The truth is probably that you will get the best results by understanding and choosing the most relevant processes and practices from both disciplines. It’s perfectly possible to use Big Data techniques and tools to extract insights and meaning from information and then use it to drive business growth and improve decision-making without using anything that would correctly be classified as Machine Learning or AI. On the other hand, if you’re using machine learning methods, it’s most likely that your work will tick many of the boxes that qualify it as Big Data – most likely, you will be working with datasets that have volume, velocity, and variety. This is because Machine Learning algorithms need to be trained on data, and in order to become efficient, they need access to a lot of it!
Another way to think of it is that if you’re not working with Big Data, it’s unlikely that you’ll need to use Machine Learning. The main benefit of Machine Learning is that it helps to extract value from datasets that are too complicated for “traditional” computer and statistical analysis. If your dataset is static, structured, and of a manageable size (such as fitting comfortably into an Excel sheet), then Machine Learning – which often requires a large amount of compute power – might be overkill.

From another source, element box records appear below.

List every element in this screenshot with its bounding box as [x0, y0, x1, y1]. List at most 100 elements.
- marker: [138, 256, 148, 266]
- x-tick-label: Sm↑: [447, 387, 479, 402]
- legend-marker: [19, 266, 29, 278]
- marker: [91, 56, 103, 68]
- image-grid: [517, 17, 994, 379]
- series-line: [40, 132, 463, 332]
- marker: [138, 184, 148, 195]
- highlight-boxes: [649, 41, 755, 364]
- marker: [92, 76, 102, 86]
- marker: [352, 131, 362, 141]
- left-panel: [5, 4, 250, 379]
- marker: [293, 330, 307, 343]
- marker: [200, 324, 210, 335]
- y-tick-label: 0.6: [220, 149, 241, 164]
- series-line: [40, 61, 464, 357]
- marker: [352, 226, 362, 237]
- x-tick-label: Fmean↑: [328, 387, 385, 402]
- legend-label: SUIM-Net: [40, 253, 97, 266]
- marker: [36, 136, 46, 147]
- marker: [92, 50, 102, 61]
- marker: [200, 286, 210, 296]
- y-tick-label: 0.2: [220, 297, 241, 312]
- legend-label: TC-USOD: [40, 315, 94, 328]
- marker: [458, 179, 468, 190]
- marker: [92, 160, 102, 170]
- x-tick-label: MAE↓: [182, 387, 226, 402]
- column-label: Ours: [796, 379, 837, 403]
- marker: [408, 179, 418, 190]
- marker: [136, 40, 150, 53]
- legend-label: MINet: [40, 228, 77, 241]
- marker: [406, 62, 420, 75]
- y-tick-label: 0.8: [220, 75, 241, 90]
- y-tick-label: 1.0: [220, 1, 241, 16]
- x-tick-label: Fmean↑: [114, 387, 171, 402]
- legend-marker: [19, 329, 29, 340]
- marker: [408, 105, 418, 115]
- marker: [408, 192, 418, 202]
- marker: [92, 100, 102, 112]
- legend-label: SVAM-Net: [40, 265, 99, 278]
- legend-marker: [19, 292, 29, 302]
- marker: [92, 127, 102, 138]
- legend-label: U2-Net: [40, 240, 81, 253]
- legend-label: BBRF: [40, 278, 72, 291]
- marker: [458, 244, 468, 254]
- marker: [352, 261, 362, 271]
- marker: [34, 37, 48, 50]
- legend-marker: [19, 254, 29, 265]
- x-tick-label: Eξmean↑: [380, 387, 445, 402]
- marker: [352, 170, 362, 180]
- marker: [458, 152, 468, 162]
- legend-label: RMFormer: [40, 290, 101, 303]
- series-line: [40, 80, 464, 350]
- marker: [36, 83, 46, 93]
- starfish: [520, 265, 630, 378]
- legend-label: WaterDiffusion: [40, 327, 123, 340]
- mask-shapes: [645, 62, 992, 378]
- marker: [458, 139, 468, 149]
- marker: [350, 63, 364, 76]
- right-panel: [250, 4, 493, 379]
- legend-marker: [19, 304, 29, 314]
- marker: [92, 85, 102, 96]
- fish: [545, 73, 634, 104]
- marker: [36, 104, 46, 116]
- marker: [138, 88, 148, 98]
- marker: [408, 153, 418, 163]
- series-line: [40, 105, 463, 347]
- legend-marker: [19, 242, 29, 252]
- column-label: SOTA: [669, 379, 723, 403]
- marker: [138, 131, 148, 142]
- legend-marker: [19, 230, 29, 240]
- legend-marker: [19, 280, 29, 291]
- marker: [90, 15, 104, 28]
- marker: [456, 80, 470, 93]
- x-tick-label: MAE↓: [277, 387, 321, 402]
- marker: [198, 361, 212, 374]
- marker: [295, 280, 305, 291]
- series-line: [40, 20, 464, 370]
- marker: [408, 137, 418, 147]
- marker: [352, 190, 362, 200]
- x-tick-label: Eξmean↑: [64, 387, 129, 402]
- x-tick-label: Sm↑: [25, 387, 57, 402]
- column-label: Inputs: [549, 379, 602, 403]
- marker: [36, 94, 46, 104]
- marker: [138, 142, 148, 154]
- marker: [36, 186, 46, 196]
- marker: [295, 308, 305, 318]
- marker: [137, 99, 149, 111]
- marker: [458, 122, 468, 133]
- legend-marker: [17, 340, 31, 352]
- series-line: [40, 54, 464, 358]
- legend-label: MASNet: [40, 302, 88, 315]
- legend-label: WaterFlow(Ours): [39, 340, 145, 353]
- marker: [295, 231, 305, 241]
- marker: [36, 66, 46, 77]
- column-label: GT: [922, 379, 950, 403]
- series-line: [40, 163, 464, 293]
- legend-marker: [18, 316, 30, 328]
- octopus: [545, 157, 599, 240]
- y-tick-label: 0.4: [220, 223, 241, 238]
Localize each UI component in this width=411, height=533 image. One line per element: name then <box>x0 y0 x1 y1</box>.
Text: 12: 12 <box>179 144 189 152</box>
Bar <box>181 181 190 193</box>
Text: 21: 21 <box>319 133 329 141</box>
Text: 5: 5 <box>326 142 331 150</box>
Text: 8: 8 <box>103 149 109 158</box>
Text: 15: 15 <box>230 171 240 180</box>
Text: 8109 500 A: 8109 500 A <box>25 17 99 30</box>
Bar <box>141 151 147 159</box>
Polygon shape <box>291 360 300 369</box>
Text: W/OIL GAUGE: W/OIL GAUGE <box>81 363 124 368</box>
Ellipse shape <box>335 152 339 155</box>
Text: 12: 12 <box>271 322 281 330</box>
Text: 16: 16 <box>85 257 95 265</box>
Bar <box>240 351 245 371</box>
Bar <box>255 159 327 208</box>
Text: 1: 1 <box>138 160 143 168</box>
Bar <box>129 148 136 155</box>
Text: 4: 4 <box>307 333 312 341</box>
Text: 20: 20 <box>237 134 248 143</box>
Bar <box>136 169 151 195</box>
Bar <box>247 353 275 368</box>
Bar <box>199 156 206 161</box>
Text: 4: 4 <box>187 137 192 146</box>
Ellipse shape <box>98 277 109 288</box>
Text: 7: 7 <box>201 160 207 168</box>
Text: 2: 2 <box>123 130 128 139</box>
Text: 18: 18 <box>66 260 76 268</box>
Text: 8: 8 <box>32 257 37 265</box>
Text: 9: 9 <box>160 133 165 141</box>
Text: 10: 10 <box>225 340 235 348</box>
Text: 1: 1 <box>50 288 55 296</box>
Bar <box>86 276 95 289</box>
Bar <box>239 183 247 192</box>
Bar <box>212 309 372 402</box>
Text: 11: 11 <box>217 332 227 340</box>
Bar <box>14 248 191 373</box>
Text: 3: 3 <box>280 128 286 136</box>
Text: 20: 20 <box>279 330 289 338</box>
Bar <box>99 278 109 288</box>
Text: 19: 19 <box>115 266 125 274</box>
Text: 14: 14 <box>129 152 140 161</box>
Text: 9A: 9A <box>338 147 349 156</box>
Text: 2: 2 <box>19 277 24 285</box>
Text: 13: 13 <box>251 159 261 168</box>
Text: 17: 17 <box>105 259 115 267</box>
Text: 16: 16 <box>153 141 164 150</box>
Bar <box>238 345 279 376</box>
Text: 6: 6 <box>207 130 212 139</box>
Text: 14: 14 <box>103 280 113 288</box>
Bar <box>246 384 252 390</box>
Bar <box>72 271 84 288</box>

Machine Learning is most appropriate when your data is unstructured – unlabeled text, image, or sound data that you’re never going to make sense of using tools like spreadsheets or relational database systems. This is because Machine Learning algorithms can be used to label unstructured data by applying what it “knows” from other, similar data objects that it’s been trained on. Essentially this transforms unstructured data into structured data, allowing it to be operated on by standard computational methods.
Ultimately, Big Data and Machine Learning are two highly interdependent fields, but it's important to remember that, by default, Big Data doesn't necessarily mean "smart" – unlike Machine Learning, it doesn’t necessarily “learn” anything, and the same algorithm will give you the same result again and again, no matter how many times you run it.
However, Machine Learning needs Big Data in order to work – without it, it’s never going to “learn” anything!
A final concept to cover here that can help make a decision on where you should be focusing your efforts is automation. This means creating processes that carry out tasks automatically, with no (or minimal) need for human input. Setting up an out-of-office auto-reply email is an example of automation that doesn't need any form of Machine Learning or AI – you simply tell the computer that any incoming email should trigger a response.
However, if you want to set up more complex automations – such as varying the reply depending on the content of the email, you might want to look into Machine Learning. Using it, it would be quite possible to create a program that will scan the contents of the email (unstructured data) and then send an appropriate response depending on the urgency (or other factors) of the communication.
You don’t always need both – but Big Data together with Machine Learning makes a very powerful combination.